Rakyat Indonesia mungkin paham bahwa manajemen PT Angkasa Pura I sebagai pengelola bandara dan TNi AD sebagai pemilik lahan bandara, pasti risau dengan kondisi itu. Rencana pengembangan bandara sudah dipersiapkan dengan matang, termasuk urusan pendanaannya.

Tetapi rakyat juga paham kalau akhirnya rencana itu mesti terganjal oleh permintaan dari Kementerian Keuangan agar PT Angkasa Pura I menaikkan uang sewa lahan bandara tersebut.

Disebut terganjal karena PT Angkasa Pura I konon berkeberatan dengan besaran uang sewa seperti digariskan Kementerian Keuangan.

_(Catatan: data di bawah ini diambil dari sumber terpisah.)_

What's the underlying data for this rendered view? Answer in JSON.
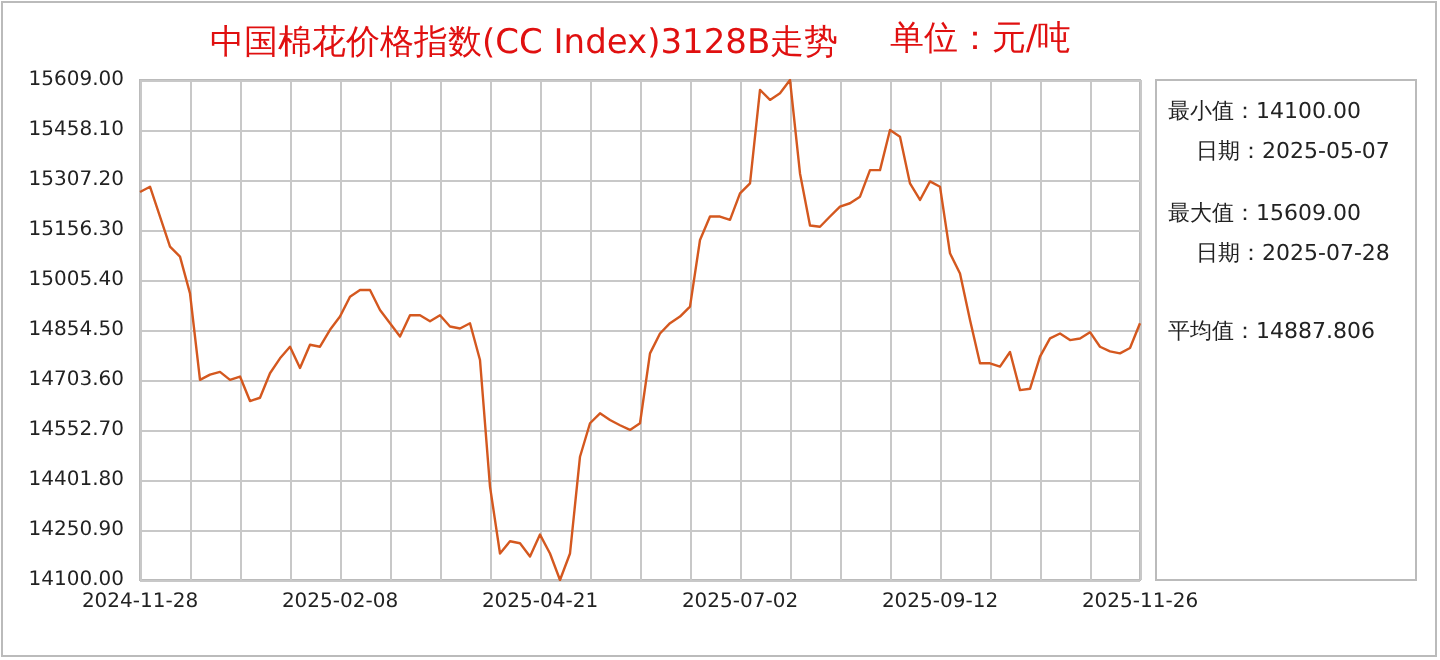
{
  "chart_data": {
    "type": "line",
    "title": "中国棉花价格指数(CC Index)3128B走势",
    "subtitle": "单位：元/吨",
    "categories": [
      "2024-11-28",
      null,
      null,
      null,
      null,
      null,
      null,
      null,
      null,
      null,
      null,
      null,
      null,
      null,
      null,
      null,
      null,
      null,
      null,
      null,
      "2025-02-08",
      null,
      null,
      null,
      null,
      null,
      null,
      null,
      null,
      null,
      null,
      null,
      null,
      null,
      null,
      null,
      null,
      null,
      null,
      null,
      "2025-04-21",
      null,
      null,
      null,
      null,
      null,
      null,
      null,
      null,
      null,
      null,
      null,
      null,
      null,
      null,
      null,
      null,
      null,
      null,
      null,
      "2025-07-02",
      null,
      null,
      null,
      null,
      null,
      null,
      null,
      null,
      null,
      null,
      null,
      null,
      null,
      null,
      null,
      null,
      null,
      null,
      null,
      "2025-09-12",
      null,
      null,
      null,
      null,
      null,
      null,
      null,
      null,
      null,
      null,
      null,
      null,
      null,
      null,
      null,
      null,
      null,
      null,
      null,
      "2025-11-26"
    ],
    "series": [
      {
        "color": "#d4581f",
        "values": [
          15271,
          15287,
          15197,
          15106,
          15076,
          14965,
          14704,
          14720,
          14728,
          14704,
          14714,
          14640,
          14650,
          14724,
          14769,
          14804,
          14740,
          14810,
          14804,
          14855,
          14895,
          14955,
          14975,
          14975,
          14915,
          14875,
          14835,
          14899,
          14899,
          14881,
          14899,
          14865,
          14859,
          14875,
          14764,
          14382,
          14180,
          14217,
          14211,
          14171,
          14237,
          14180,
          14100,
          14180,
          14472,
          14573,
          14603,
          14583,
          14567,
          14553,
          14573,
          14784,
          14844,
          14875,
          14895,
          14925,
          15126,
          15197,
          15197,
          15187,
          15267,
          15297,
          15579,
          15549,
          15569,
          15609,
          15327,
          15170,
          15166,
          15197,
          15227,
          15237,
          15257,
          15337,
          15337,
          15458,
          15438,
          15297,
          15247,
          15303,
          15287,
          15086,
          15025,
          14885,
          14754,
          14754,
          14744,
          14788,
          14673,
          14677,
          14774,
          14829,
          14844,
          14824,
          14829,
          14848,
          14804,
          14790,
          14784,
          14800,
          14875
        ]
      }
    ],
    "ylim": [
      14100,
      15609
    ],
    "yticks": [
      {
        "value": 14100,
        "label": "14100.00"
      },
      {
        "value": 14250.9,
        "label": "14250.90"
      },
      {
        "value": 14401.8,
        "label": "14401.80"
      },
      {
        "value": 14552.7,
        "label": "14552.70"
      },
      {
        "value": 14703.6,
        "label": "14703.60"
      },
      {
        "value": 14854.5,
        "label": "14854.50"
      },
      {
        "value": 15005.4,
        "label": "15005.40"
      },
      {
        "value": 15156.3,
        "label": "15156.30"
      },
      {
        "value": 15307.2,
        "label": "15307.20"
      },
      {
        "value": 15458.1,
        "label": "15458.10"
      },
      {
        "value": 15609,
        "label": "15609.00"
      }
    ],
    "grid": true,
    "annotations": [
      "最小值：14100.00",
      "日期：2025-05-07",
      "最大值：15609.00",
      "日期：2025-07-28",
      "平均值：14887.806"
    ]
  }
}
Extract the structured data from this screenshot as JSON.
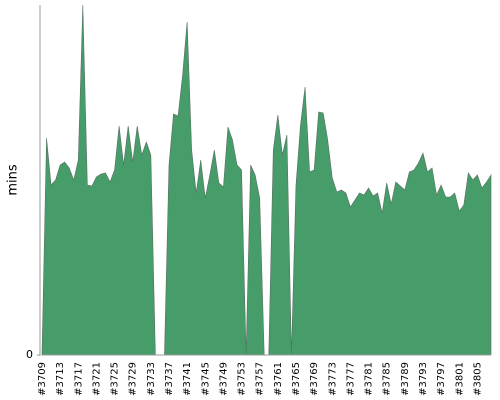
{
  "chart_data": {
    "type": "area",
    "ylabel": "mins",
    "color": "#469d6a",
    "categories": [
      "#3709",
      null,
      null,
      null,
      "#3713",
      null,
      null,
      null,
      "#3717",
      null,
      null,
      null,
      "#3721",
      null,
      null,
      null,
      "#3725",
      null,
      null,
      null,
      "#3729",
      null,
      null,
      null,
      "#3733",
      null,
      null,
      null,
      "#3737",
      null,
      null,
      null,
      "#3741",
      null,
      null,
      null,
      "#3745",
      null,
      null,
      null,
      "#3749",
      null,
      null,
      null,
      "#3753",
      null,
      null,
      null,
      "#3757",
      null,
      null,
      null,
      "#3761",
      null,
      null,
      null,
      "#3765",
      null,
      null,
      null,
      "#3769",
      null,
      null,
      null,
      "#3773",
      null,
      null,
      null,
      "#3777",
      null,
      null,
      null,
      "#3781",
      null,
      null,
      null,
      "#3785",
      null,
      null,
      null,
      "#3789",
      null,
      null,
      null,
      "#3793",
      null,
      null,
      null,
      "#3797",
      null,
      null,
      null,
      "#3801",
      null,
      null,
      null,
      "#3805",
      null,
      null,
      null
    ],
    "values": [
      0,
      21.7,
      17.0,
      17.5,
      19.0,
      19.3,
      18.7,
      17.5,
      19.5,
      35,
      17.0,
      16.9,
      17.8,
      18.1,
      18.2,
      17.3,
      18.5,
      22.9,
      19.0,
      22.9,
      19.3,
      22.9,
      20.0,
      21.3,
      20.0,
      0,
      0,
      0,
      19.0,
      24.1,
      23.9,
      28.0,
      33.3,
      20.5,
      16.2,
      19.5,
      15.7,
      18.0,
      20.5,
      17.2,
      16.8,
      22.8,
      21.5,
      19.0,
      18.5,
      0,
      19.0,
      18.0,
      15.7,
      0,
      0,
      20.5,
      24.0,
      20.0,
      22.0,
      0,
      17.0,
      23.0,
      26.8,
      18.3,
      18.5,
      24.3,
      24.2,
      21.5,
      17.7,
      16.3,
      16.5,
      16.2,
      14.8,
      15.5,
      16.2,
      16.0,
      16.7,
      15.9,
      16.2,
      14.2,
      17.2,
      15.1,
      17.3,
      16.9,
      16.5,
      18.3,
      18.5,
      19.2,
      20.2,
      18.3,
      18.7,
      16.0,
      17.0,
      15.8,
      15.8,
      16.2,
      14.4,
      15.0,
      18.2,
      17.5,
      18.0,
      16.7,
      17.3,
      18.0
    ],
    "ylim": [
      0,
      35
    ],
    "yticks": [
      0
    ]
  }
}
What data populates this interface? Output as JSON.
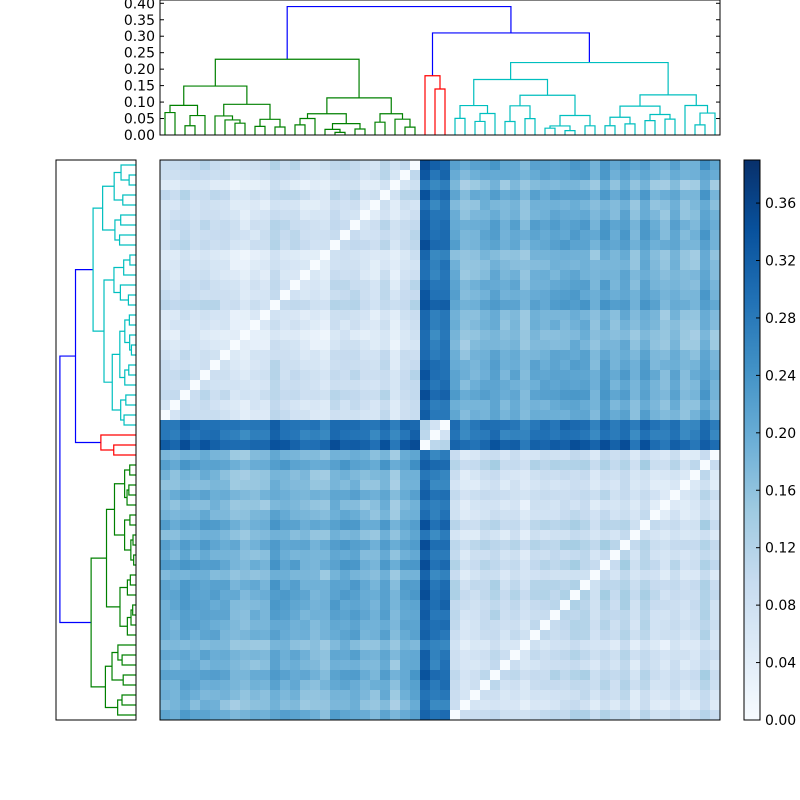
{
  "chart_data": [
    {
      "type": "dendrogram",
      "name": "top-dendrogram",
      "orientation": "top",
      "ylim": [
        0,
        0.41
      ],
      "yticks": [
        "0.00",
        "0.05",
        "0.10",
        "0.15",
        "0.20",
        "0.25",
        "0.30",
        "0.35",
        "0.40"
      ],
      "clusters": [
        {
          "name": "green",
          "color": "#008000",
          "leaf_count": 26,
          "merge_height": 0.23
        },
        {
          "name": "red",
          "color": "#ff0000",
          "leaf_count": 3,
          "merge_height": 0.18
        },
        {
          "name": "cyan",
          "color": "#00bfbf",
          "leaf_count": 27,
          "merge_height": 0.22
        }
      ],
      "top_links": [
        {
          "color": "#0000ff",
          "joins": [
            "red",
            "cyan"
          ],
          "height": 0.31
        },
        {
          "color": "#0000ff",
          "joins": [
            "green",
            "red+cyan"
          ],
          "height": 0.39
        }
      ]
    },
    {
      "type": "dendrogram",
      "name": "left-dendrogram",
      "orientation": "left",
      "clusters": [
        {
          "name": "cyan",
          "color": "#00bfbf",
          "leaf_count": 27
        },
        {
          "name": "red",
          "color": "#ff0000",
          "leaf_count": 3
        },
        {
          "name": "green",
          "color": "#008000",
          "leaf_count": 26
        }
      ],
      "top_links": [
        {
          "color": "#0000ff",
          "joins": [
            "cyan",
            "red"
          ]
        },
        {
          "color": "#0000ff",
          "joins": [
            "cyan+red",
            "green"
          ]
        }
      ]
    },
    {
      "type": "heatmap",
      "name": "distance-matrix",
      "rows": 56,
      "cols": 56,
      "colormap": "Blues",
      "vmin": 0.0,
      "vmax": 0.39,
      "block_order": [
        "green",
        "red",
        "cyan"
      ],
      "block_sizes": [
        26,
        3,
        27
      ],
      "typical_values": {
        "within_green": 0.07,
        "within_cyan": 0.09,
        "green_vs_cyan": 0.19,
        "red_vs_others": 0.3,
        "diagonal": 0.0
      }
    },
    {
      "type": "colorbar",
      "name": "colorbar",
      "range": [
        0.0,
        0.39
      ],
      "tick_labels": [
        "0.00",
        "0.04",
        "0.08",
        "0.12",
        "0.16",
        "0.20",
        "0.24",
        "0.28",
        "0.32",
        "0.36"
      ]
    }
  ]
}
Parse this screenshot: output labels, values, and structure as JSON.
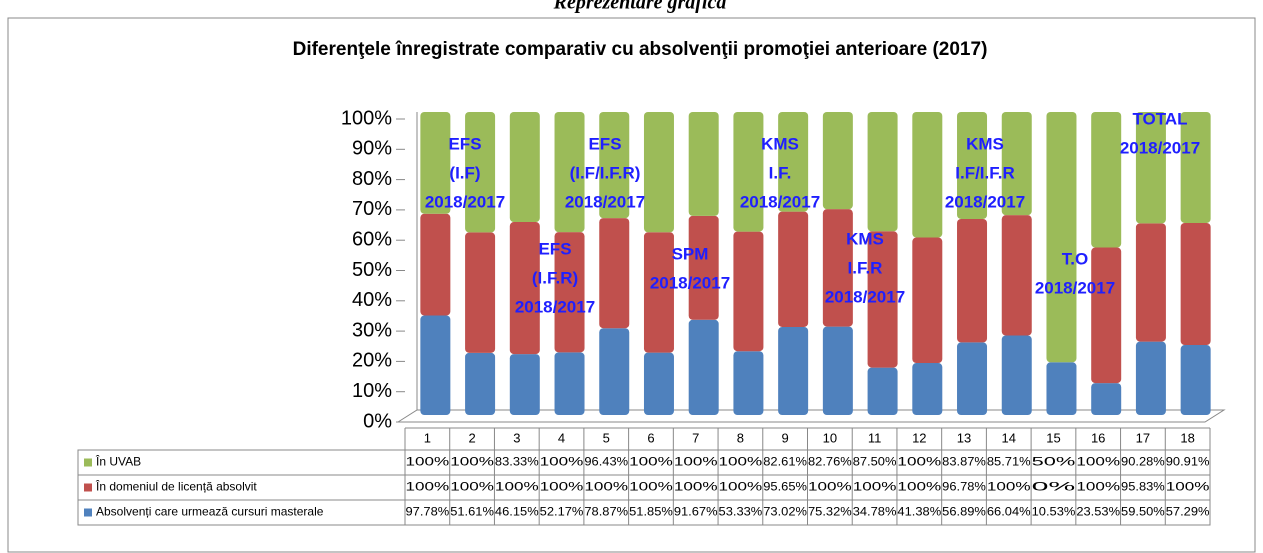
{
  "chart_data": {
    "type": "bar",
    "stacked_percent": true,
    "heading": "Reprezentare grafică",
    "title": "Diferenţele înregistrate comparativ cu absolvenţii promoţiei anterioare (2017)",
    "categories": [
      "1",
      "2",
      "3",
      "4",
      "5",
      "6",
      "7",
      "8",
      "9",
      "10",
      "11",
      "12",
      "13",
      "14",
      "15",
      "16",
      "17",
      "18"
    ],
    "series": [
      {
        "name": "În UVAB",
        "color": "#9bbb59",
        "values": [
          100,
          100,
          83.33,
          100,
          96.43,
          100,
          100,
          100,
          82.61,
          82.76,
          87.5,
          100,
          83.87,
          85.71,
          50,
          100,
          90.28,
          90.91
        ],
        "value_labels": [
          "100%",
          "100%",
          "83.33%",
          "100%",
          "96.43%",
          "100%",
          "100%",
          "100%",
          "82.61%",
          "82.76%",
          "87.50%",
          "100%",
          "83.87%",
          "85.71%",
          "50%",
          "100%",
          "90.28%",
          "90.91%"
        ]
      },
      {
        "name": "În domeniul de licență absolvit",
        "color": "#c0504d",
        "values": [
          100,
          100,
          100,
          100,
          100,
          100,
          100,
          100,
          95.65,
          100,
          100,
          100,
          96.78,
          100,
          0,
          100,
          95.83,
          100
        ],
        "value_labels": [
          "100%",
          "100%",
          "100%",
          "100%",
          "100%",
          "100%",
          "100%",
          "100%",
          "95.65%",
          "100%",
          "100%",
          "100%",
          "96.78%",
          "100%",
          "0%",
          "100%",
          "95.83%",
          "100%"
        ]
      },
      {
        "name": "Absolvenți care urmează cursuri masterale",
        "color": "#4f81bd",
        "values": [
          97.78,
          51.61,
          46.15,
          52.17,
          78.87,
          51.85,
          91.67,
          53.33,
          73.02,
          75.32,
          34.78,
          41.38,
          56.89,
          66.04,
          10.53,
          23.53,
          59.5,
          57.29
        ],
        "value_labels": [
          "97.78%",
          "51.61%",
          "46.15%",
          "52.17%",
          "78.87%",
          "51.85%",
          "91.67%",
          "53.33%",
          "73.02%",
          "75.32%",
          "34.78%",
          "41.38%",
          "56.89%",
          "66.04%",
          "10.53%",
          "23.53%",
          "59.50%",
          "57.29%"
        ]
      }
    ],
    "ylim": [
      0,
      100
    ],
    "yticks": [
      {
        "value": 0,
        "label": "0%"
      },
      {
        "value": 10,
        "label": "10%"
      },
      {
        "value": 20,
        "label": "20%"
      },
      {
        "value": 30,
        "label": "30%"
      },
      {
        "value": 40,
        "label": "40%"
      },
      {
        "value": 50,
        "label": "50%"
      },
      {
        "value": 60,
        "label": "60%"
      },
      {
        "value": 70,
        "label": "70%"
      },
      {
        "value": 80,
        "label": "80%"
      },
      {
        "value": 90,
        "label": "90%"
      },
      {
        "value": 100,
        "label": "100%"
      }
    ],
    "annotations": [
      [
        "EFS",
        "(I.F)",
        "2018/2017"
      ],
      [
        "EFS",
        "(I.F/I.F.R)",
        "2018/2017"
      ],
      [
        "EFS",
        "(I.F.R)",
        "2018/2017"
      ],
      [
        "SPM",
        "2018/2017"
      ],
      [
        "KMS",
        "I.F.",
        "2018/2017"
      ],
      [
        "KMS",
        "I.F.R",
        "2018/2017"
      ],
      [
        "KMS",
        "I.F/I.F.R",
        "2018/2017"
      ],
      [
        "T.O",
        "2018/2017"
      ],
      [
        "TOTAL",
        "2018/2017"
      ]
    ]
  }
}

Alasannya, bila uang sewa dinaikkan maka biaya investasi menjadi lebih mahal.

Rasanya wajar saja bila rakyat juga paham bahwa perbedaan kalkulasi antara Kementerian Keuangan dengan PT Angkasa Pura I, yang berpotensi menyebabkan pengembangan bandara menjadi molor dari jadwal tersebut bisa juga tercatat dalam Rekor MURI. (aw).